Mr DiCamillo discusses trying to find a new Parish and attending the Vigil of Christmas, only to hear a "hymn" with lyrics about sexuality and questioning one's faith.
From Crisis
By Kevin T. DiCamillo
When the last bastion of the truly sacred in the world allows the profane to permeate its structures, art, and music, it does a grave disservice to the faithful.
Twenty-six years ago, Niagara Falls, New York, had 14 Roman Catholic parishes. However, due to the fact that the city loses about 1,000 citizens a year (death and a mass-migration to southern climes), as well as a sex scandal that has had a stranglehold on the Diocese of Buffalo since 2002, the number has dwindled to just five full-time parishes. Since my parish was one of the latest to close, I’ve been trying to find a new church. That search took a one-two punch recently.
On the vigil for Christmas, I went to the oldest church in the city—founded by St. John Neumann himself. One of the reasons I favor this particular parish is that it is where my parents now worship (their church closed back in 2007). Also, it has a pipe organ and a choir that really belts out the hymns from the choir loft.
However, during Holy Communion, as I was making a Spiritual Communion, there was a solo, to the accompaniment of a piano. It sounded quite beautiful, and for about a minute I could not quite place the tune. Then the singing started: “I heard there was a sacred chord/ That David played and it pleased The Lord…”
Since I am a huge fan of Leonard Cohen, it didn’t take long to figure out that the Communion song was his signature hit, “Hallelujah,” from the 1984 album Various Positions—though the song did not really take on a life of its own until John Cale’s version in 1991, followed by Jeff Buckley’s take in 1995, and then almost everyone who has been on The Voice or America’s Got Talent, and, perhaps the nadir, the movie Shrek. In 2021, a nearly two-hour documentary on the song, Hallelujah: Leonard Cohen, a Journey, a Song, was released—in which Cohen himself (who died in 2016) said that the song “Hallelujah” needed “to go away for a while”—due to the fact that it had become so overplayed.
But the problem with playing Cohen’s “Hallelujah” at the Christmas Vigil is much deeper than its ubiquity. First, it is not a liturgical song. Second, there’s the opportunity cost of singing a secular song on the eve of Our Lord’s birth to, say, any number of traditional Christmas Carols (as we once called them): “What Child Is This?” “Adeste Fideles,” or even “Away in a Manger.”

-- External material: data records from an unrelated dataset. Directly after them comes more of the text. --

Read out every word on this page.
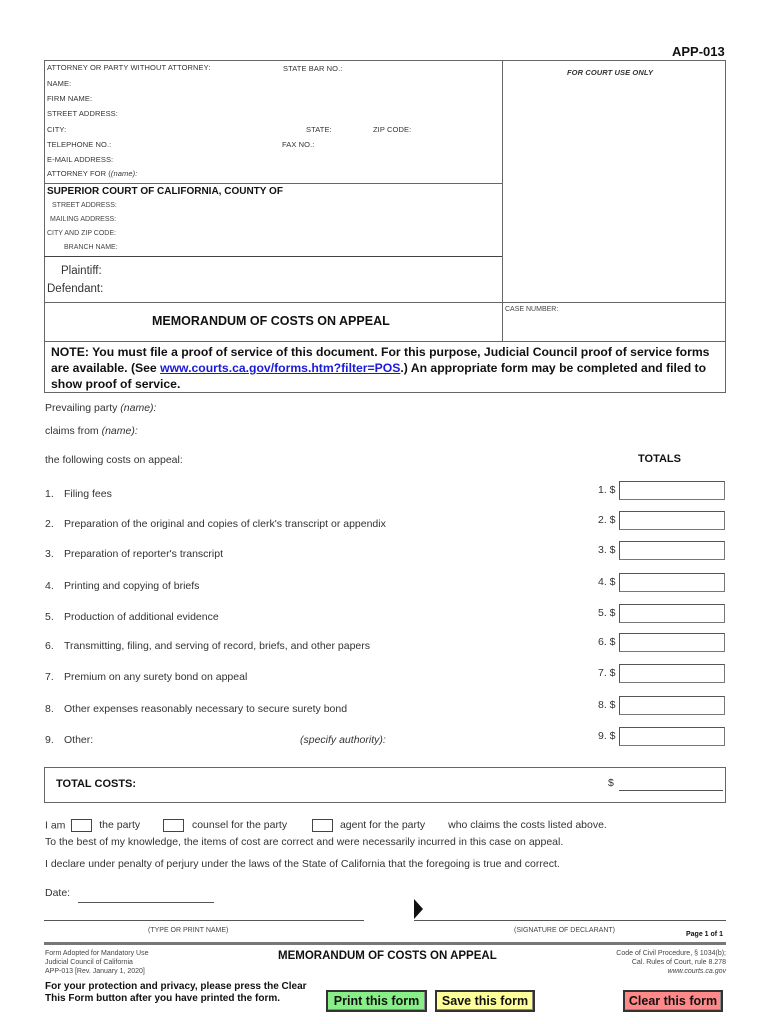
APP-013
ATTORNEY OR PARTY WITHOUT ATTORNEY:	STATE BAR NO.:	FOR COURT USE ONLY
NAME:
FIRM NAME:
STREET ADDRESS:
CITY:	STATE:	ZIP CODE:
TELEPHONE NO.:	FAX NO.:
E-MAIL ADDRESS:
ATTORNEY FOR ((name):
SUPERIOR COURT OF CALIFORNIA, COUNTY OF
STREET ADDRESS:
MAILING ADDRESS:
CITY AND ZIP CODE:
BRANCH NAME:
Plaintiff:
Defendant:
MEMORANDUM OF COSTS ON APPEAL
CASE NUMBER:
NOTE: You must file a proof of service of this document. For this purpose, Judicial Council proof of service forms are available. (See www.courts.ca.gov/forms.htm?filter=POS.) An appropriate form may be completed and filed to show proof of service.
Prevailing party (name):
claims from (name):
the following costs on appeal:	TOTALS
1. Filing fees	1. $
2. Preparation of the original and copies of clerk's transcript or appendix	2. $
3. Preparation of reporter's transcript	3. $
4. Printing and copying of briefs	4. $
5. Production of additional evidence	5. $
6. Transmitting, filing, and serving of record, briefs, and other papers	6. $
7. Premium on any surety bond on appeal	7. $
8. Other expenses reasonably necessary to secure surety bond	8. $
9. Other:	9. $
(specify authority):
TOTAL COSTS:	$
I am	the party	counsel for the party	agent for the party who claims the costs listed above.
To the best of my knowledge, the items of cost are correct and were necessarily incurred in this case on appeal.
I declare under penalty of perjury under the laws of the State of California that the foregoing is true and correct.
Date:
(TYPE OR PRINT NAME)	(SIGNATURE OF DECLARANT)
Page 1 of 1
Form Adopted for Mandatory Use
Judicial Council of California
APP-013 [Rev. January 1, 2020]
MEMORANDUM OF COSTS ON APPEAL	Code of Civil Procedure, § 1034(b);
Cal. Rules of Court, rule 8.278
www.courts.ca.gov
For your protection and privacy, please press the Clear
This Form button after you have printed the form.	Print this form	Save this form	Clear this form
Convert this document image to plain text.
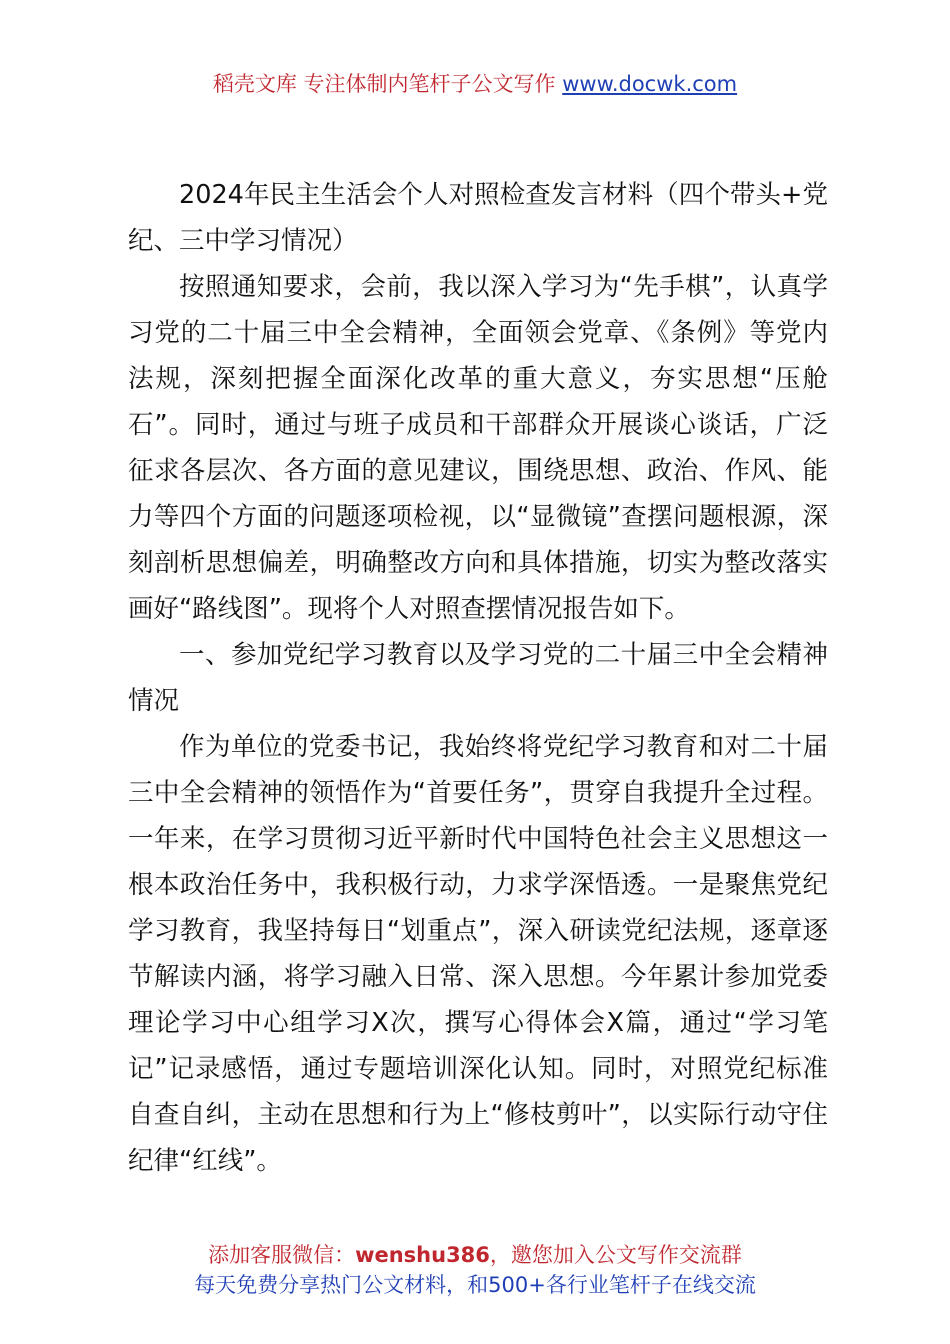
稻壳文库 专注体制内笔杆子公文写作 www.docwk.com

2024年民主生活会个人对照检查发言材料（四个带头+党纪、三中学习情况）

按照通知要求，会前，我以深入学习为“先手棋”，认真学习党的二十届三中全会精神，全面领会党章、《条例》等党内法规，深刻把握全面深化改革的重大意义，夯实思想“压舱石”。同时，通过与班子成员和干部群众开展谈心谈话，广泛征求各层次、各方面的意见建议，围绕思想、政治、作风、能力等四个方面的问题逐项检视，以“显微镜”查摆问题根源，深刻剖析思想偏差，明确整改方向和具体措施，切实为整改落实画好“路线图”。现将个人对照查摆情况报告如下。

一、参加党纪学习教育以及学习党的二十届三中全会精神情况

作为单位的党委书记，我始终将党纪学习教育和对二十届三中全会精神的领悟作为“首要任务”，贯穿自我提升全过程。一年来，在学习贯彻习近平新时代中国特色社会主义思想这一根本政治任务中，我积极行动，力求学深悟透。一是聚焦党纪学习教育，我坚持每日“划重点”，深入研读党纪法规，逐章逐节解读内涵，将学习融入日常、深入思想。今年累计参加党委理论学习中心组学习X次，撰写心得体会X篇，通过“学习笔记”记录感悟，通过专题培训深化认知。同时，对照党纪标准自查自纠，主动在思想和行为上“修枝剪叶”，以实际行动守住纪律“红线”。

添加客服微信：wenshu386，邀您加入公文写作交流群
每天免费分享热门公文材料，和500+各行业笔杆子在线交流
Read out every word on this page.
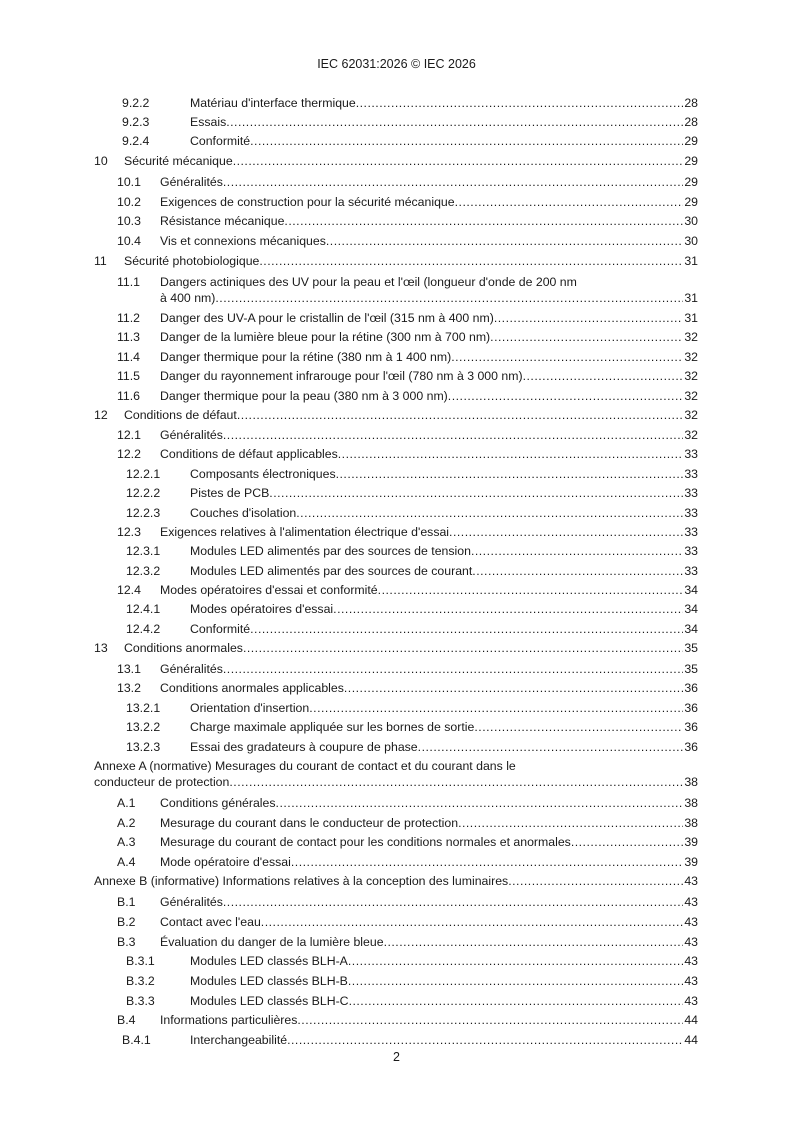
IEC 62031:2026 © IEC 2026
9.2.2	Matériau d'interface thermique .....	28
9.2.3	Essais .....	28
9.2.4	Conformité .....	29
10 Sécurité mécanique .....	29
10.1 Généralités .....	29
10.2 Exigences de construction pour la sécurité mécanique .....	29
10.3 Résistance mécanique .....	30
10.4 Vis et connexions mécaniques .....	30
11 Sécurité photobiologique .....	31
11.1 Dangers actiniques des UV pour la peau et l'œil (longueur d'onde de 200 nm
à 400 nm) .....	31
11.2 Danger des UV-A pour le cristallin de l'œil (315 nm à 400 nm) .....	31
11.3 Danger de la lumière bleue pour la rétine (300 nm à 700 nm) .....	32
11.4 Danger thermique pour la rétine (380 nm à 1 400 nm) .....	32
11.5 Danger du rayonnement infrarouge pour l'œil (780 nm à 3 000 nm) .....	32
11.6 Danger thermique pour la peau (380 nm à 3 000 nm) .....	32
12 Conditions de défaut .....	32
12.1 Généralités .....	32
12.2 Conditions de défaut applicables .....	33
12.2.1 Composants électroniques .....	33
12.2.2 Pistes de PCB .....	33
12.2.3 Couches d'isolation .....	33
12.3 Exigences relatives à l'alimentation électrique d'essai .....	33
12.3.1 Modules LED alimentés par des sources de tension .....	33
12.3.2 Modules LED alimentés par des sources de courant .....	33
12.4 Modes opératoires d'essai et conformité .....	34
12.4.1 Modes opératoires d'essai .....	34
12.4.2 Conformité .....	34
13 Conditions anormales .....	35
13.1 Généralités .....	35
13.2 Conditions anormales applicables .....	36
13.2.1 Orientation d'insertion .....	36
13.2.2 Charge maximale appliquée sur les bornes de sortie .....	36
13.2.3 Essai des gradateurs à coupure de phase .....	36
Annexe A (normative) Mesurages du courant de contact et du courant dans le
conducteur de protection .....	38
A.1 Conditions générales .....	38
A.2 Mesurage du courant dans le conducteur de protection .....	38
A.3 Mesurage du courant de contact pour les conditions normales et anormales .....	39
A.4 Mode opératoire d'essai .....	39
Annexe B (informative) Informations relatives à la conception des luminaires .....	43
B.1 Généralités .....	43
B.2 Contact avec l'eau .....	43
B.3 Évaluation du danger de la lumière bleue .....	43
B.3.1	Modules LED classés BLH-A .....	43
B.3.2	Modules LED classés BLH-B .....	43
B.3.3	Modules LED classés BLH-C .....	43
B.4 Informations particulières .....	44
B.4.1	Interchangeabilité .....	44
2
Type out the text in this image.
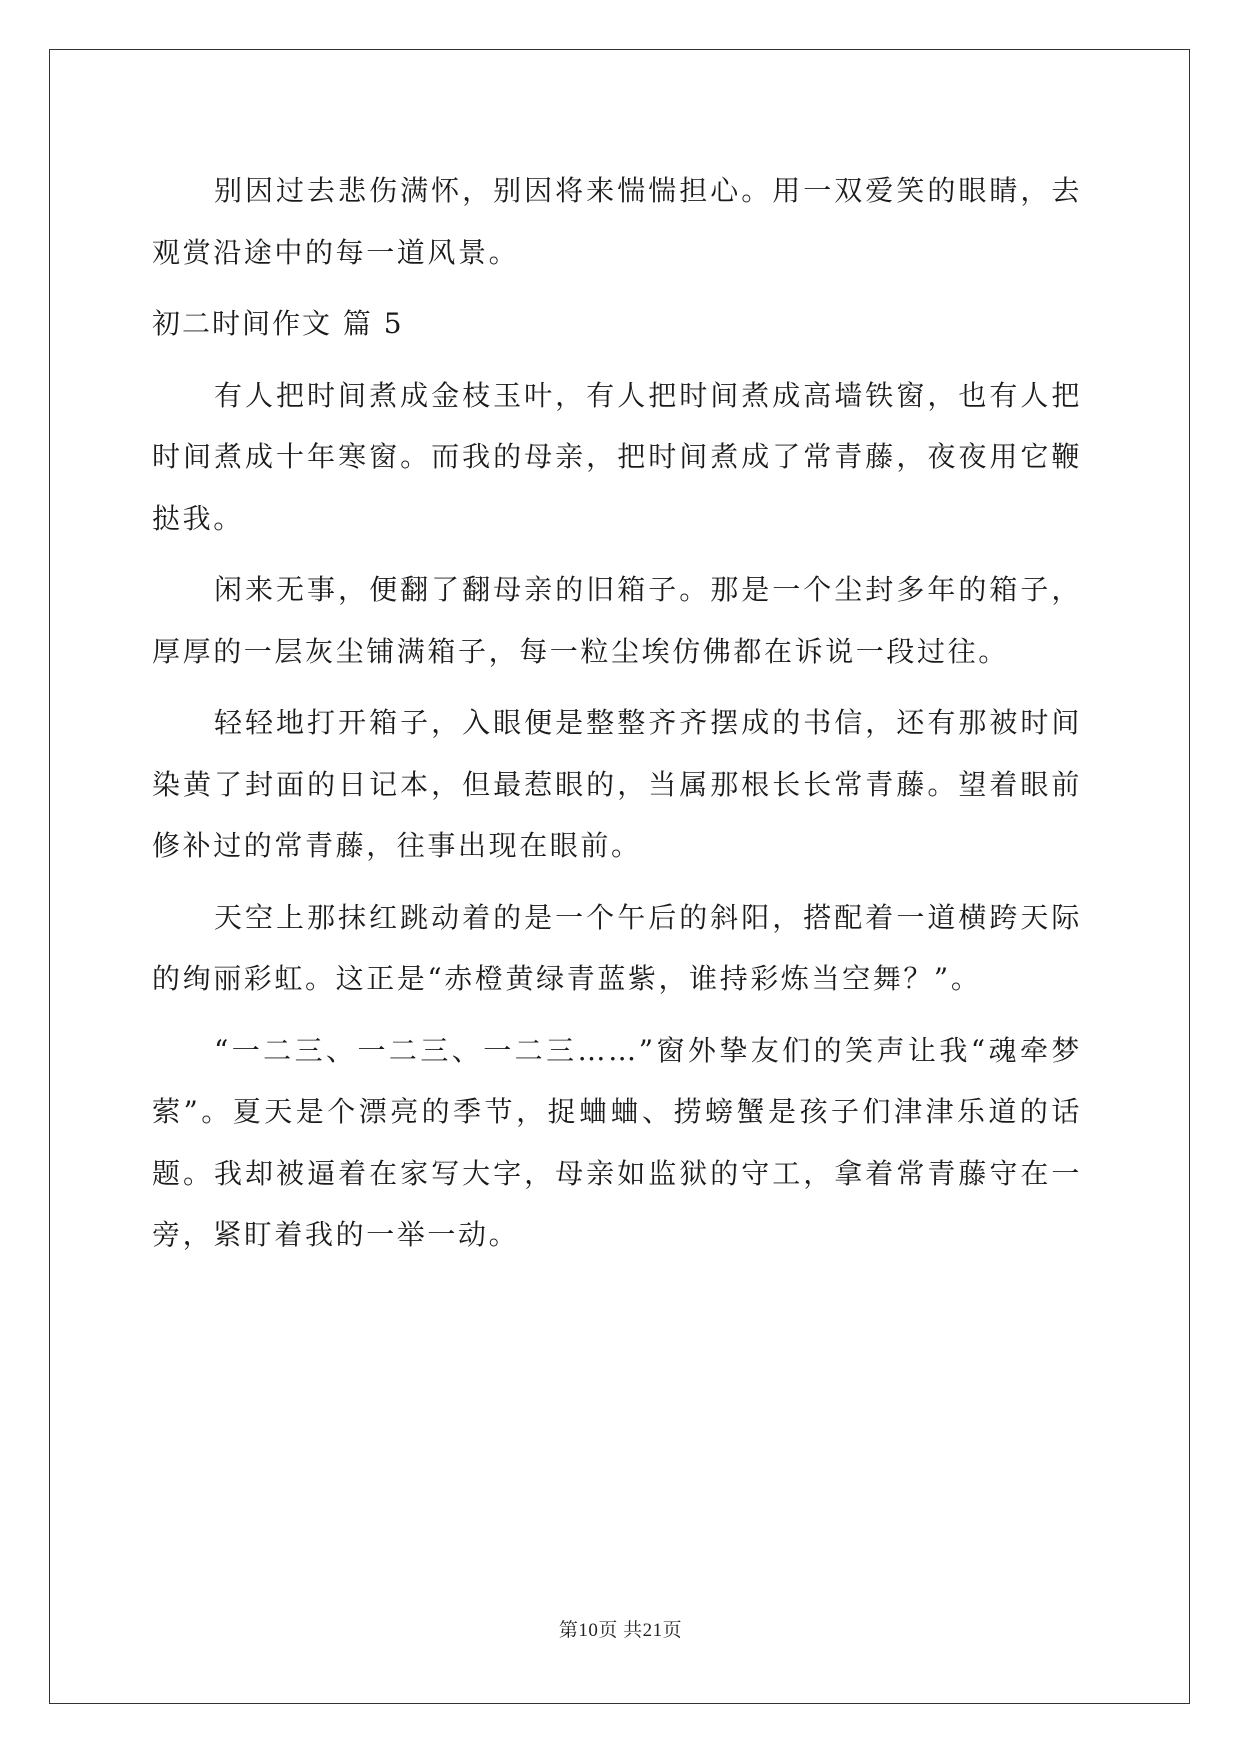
别因过去悲伤满怀，别因将来惴惴担心。用一双爱笑的眼睛，去观赏沿途中的每一道风景。

初二时间作文 篇 5

有人把时间煮成金枝玉叶，有人把时间煮成高墙铁窗，也有人把时间煮成十年寒窗。而我的母亲，把时间煮成了常青藤，夜夜用它鞭挞我。

闲来无事，便翻了翻母亲的旧箱子。那是一个尘封多年的箱子，厚厚的一层灰尘铺满箱子，每一粒尘埃仿佛都在诉说一段过往。

轻轻地打开箱子，入眼便是整整齐齐摆成的书信，还有那被时间染黄了封面的日记本，但最惹眼的，当属那根长长常青藤。望着眼前修补过的常青藤，往事出现在眼前。

天空上那抹红跳动着的是一个午后的斜阳，搭配着一道横跨天际的绚丽彩虹。这正是“赤橙黄绿青蓝紫，谁持彩炼当空舞？”。

“一二三、一二三、一二三……”窗外挚友们的笑声让我“魂牵梦萦”。夏天是个漂亮的季节，捉蛐蛐、捞螃蟹是孩子们津津乐道的话题。我却被逼着在家写大字，母亲如监狱的守工，拿着常青藤守在一旁，紧盯着我的一举一动。

第10页 共21页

So, the next week—on the Solemnity of Mary, the Mother of God—I went to another church, the one where I had been baptized back when Nixon was president. It was snowing—which, in late December in Niagara Falls, is nothing new. Actually, it’s a fact of life to be expected. This was not the kind of snow that provokes a “winter storm advisory” or “winter storm warning,” let alone a blizzard; it was just cold, windy, and snowy. But that was all it took for the priest to decide to truncate the Mass—even though it was only 4:00 and not even particularly dark out.
The odd thing, in addition to acting like it had never snowed here before, was the way the Mass was chopped up (and down): the Gloria was omitted, as were the Credo and the Homily. However, not only was all of the singing retained—which, if the point is to get the faithful home as soon as possible before a storm turns into a blizzard, would be the first thing to nix—at the end of the Mass, the pastor insisted on all of us joining him in a rousing, and extended, chorus of “Auld Lang Syne.” Coincidentally, this song, like Cohen’s “Hallelujah,” is not a liturgical hymn either.
And then, as a sort of encore, he added the Solemn Blessing for The New Year, which is completely optional—unlike the triad of the Gloria, the Creed, and the Homily on a Solemnity. Finally, he jokingly warned us at the end that we should not “get used to this half-hour Mass.” Which, in a strange way, was somewhat reassuring.
Of course, anyone in the pew can be a critic of the liturgy—from mispronunciations of the readings, to celebrants confusing which Eucharistic Prayer they started with, to singing the wrong verse of a liturgical hymn. As my late Aunt Theresa used to say, “We must allow for human error,” which is good, sound, Christian advice.
Still, there’s something to be said for preparing well for the Holy Sacrifice of the Mass. After all, this is not just one among many liturgical expressions. It is the re-presentation of the sacrifice Jesus made for us. To allow the singing of pop songs, however well-written, and to remove a triad of pillars of the Mass (Gloria, Creed, Homily) is worse than just being sloppy, it is a form of disrespect not only to the Mass qua Mass but to the faithful who are there to—as we are constantly being reminded by Vatican II purists—“actively participate” in the celebration.